With oil prices dropping at a rapid pace on recession fears, however, concern is rising that current spending levels may become unsustainable.
"The prices could very easily go into free fall," said Jason Schenker, the president of Prestige Economics in Austin, Texas. "You could be back down to the lows we saw in the last cycle [when prices hit around $36 per barrel]."
"A lot of oil producers are going to feel a lot of pain," he said.
The US benchmark oil price, known as WTI, dropped yesterday to an eight-month low of about $82 per barrel. Prices have dropped by about 16 per cent in less than three weeks following weak economic data from the US, the world's biggest consumer of oil.
The downgrading of the US's credit rating by Standard & Poor's over the weekend, coupled with sovereign debt problems in Europe, have only intensified pressure on global commodity markets.

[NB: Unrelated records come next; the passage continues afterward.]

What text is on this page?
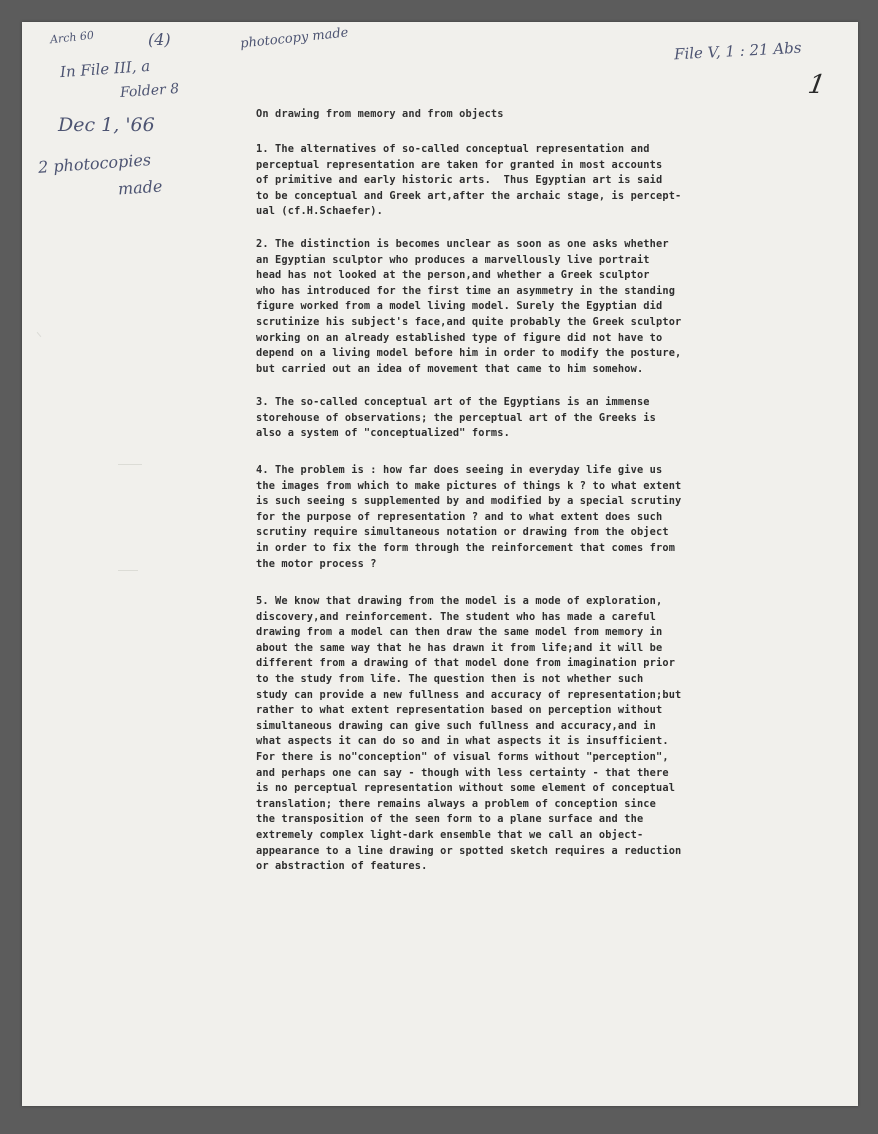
Arch 60	(4)	photocopy made	File V, 1 : 21 Abs
1
In File III, a
Folder 8
Dec 1, '66
2 photocopies
made
On drawing from memory and from objects
1. The alternatives of so-called conceptual representation and
perceptual representation are taken for granted in most accounts
of primitive and early historic arts.  Thus Egyptian art is said
to be conceptual and Greek art,after the archaic stage, is percept-
ual (cf.H.Schaefer).
2. The distinction is becomes unclear as soon as one asks whether
an Egyptian sculptor who produces a marvellously live portrait
head has not looked at the person,and whether a Greek sculptor
who has introduced for the first time an asymmetry in the standing
figure worked from a model living model. Surely the Egyptian did
scrutinize his subject's face,and quite probably the Greek sculptor
working on an already established type of figure did not have to
depend on a living model before him in order to modify the posture,
but carried out an idea of movement that came to him somehow.
3. The so-called conceptual art of the Egyptians is an immense
storehouse of observations; the perceptual art of the Greeks is
also a system of "conceptualized" forms.
4. The problem is : how far does seeing in everyday life give us
the images from which to make pictures of things k ? to what extent
is such seeing s supplemented by and modified by a special scrutiny
for the purpose of representation ? and to what extent does such
scrutiny require simultaneous notation or drawing from the object
in order to fix the form through the reinforcement that comes from
the motor process ?
5. We know that drawing from the model is a mode of exploration,
discovery,and reinforcement. The student who has made a careful
drawing from a model can then draw the same model from memory in
about the same way that he has drawn it from life;and it will be
different from a drawing of that model done from imagination prior
to the study from life. The question then is not whether such
study can provide a new fullness and accuracy of representation;but
rather to what extent representation based on perception without
simultaneous drawing can give such fullness and accuracy,and in
what aspects it can do so and in what aspects it is insufficient.
For there is no"conception" of visual forms without "perception",
and perhaps one can say - though with less certainty - that there
is no perceptual representation without some element of conceptual
translation; there remains always a problem of conception since
the transposition of the seen form to a plane surface and the
extremely complex light-dark ensemble that we call an object-
appearance to a line drawing or spotted sketch requires a reduction
or abstraction of features.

Stock markets have also fallen as gold prices reached record highs. The US Dow Jones Industrial Average opened down by almost 3 per cent yesterday, its first day of trading since the downgrade.
Merrill Lynch, the US investment bank, fanned the flames of worry about oil prices in a note yesterday saying WTI crude could tumble in price if confidence continues to flag and the world lurches back into recession.
"We believe that WTI crude oil prices could briefly drop to $50 under a recession scenario," the bank said, although it did not change forecasts that put prices next year at an average of $102 per barrel.
An extended fall in oil prices could leave Gulf countries dangerously close to so-called "break-even" levels. The break-even is the price above which analysts estimate oil producers will run government budget surpluses. Below the break-even, governments would theoretically be in deficit and have to cut spending, borrow money or raise revenues from other sources to fill the gap.
For the UAE, the break-even is at $84 per barrel of Brent crude, a grade of oil that now trades at about $106 per barrel, according to International Institute of Finance estimates in May. Saudi Arabia's break-even is above $80 per barrel, the estimates say. Kuwait and Qatar are thought to have lower break-even prices, at between $40 and $50 per barrel.
Any falls below these levels could force governments to scale back development plans or borrow money from international investors to keep them going. But Paul Gamble, an economist at Jadwa Investment Company in Saudi Arabia, said even despite recent price declines, Gulf oil producers still had a comfortable cushion before break-evens were breached.
"It would take quite a big decline in oil prices to have a serious impact on government spending and economic growth," he said, noting Brent crude prices had already averaged above $110 per barrel this year. To bring the annual average this year below Saudi Arabia's break-even price, they would have to almost halve and stay there for the rest of the year, he said.
"It's not a concern as things stand, but it's a risk," he said.
As oil prices fall and global markets tumble, consumers and average investors are also feeling the pain. But financial planners are advising clients to stay calm and wait out the turmoil.
"When markets go down quickly, they go up quickly," said Alwyn Owens, an independent financial adviser in Dubai. "For investors who are in [the markets], this is the nature of markets, and this is just how it works. Things will calm down."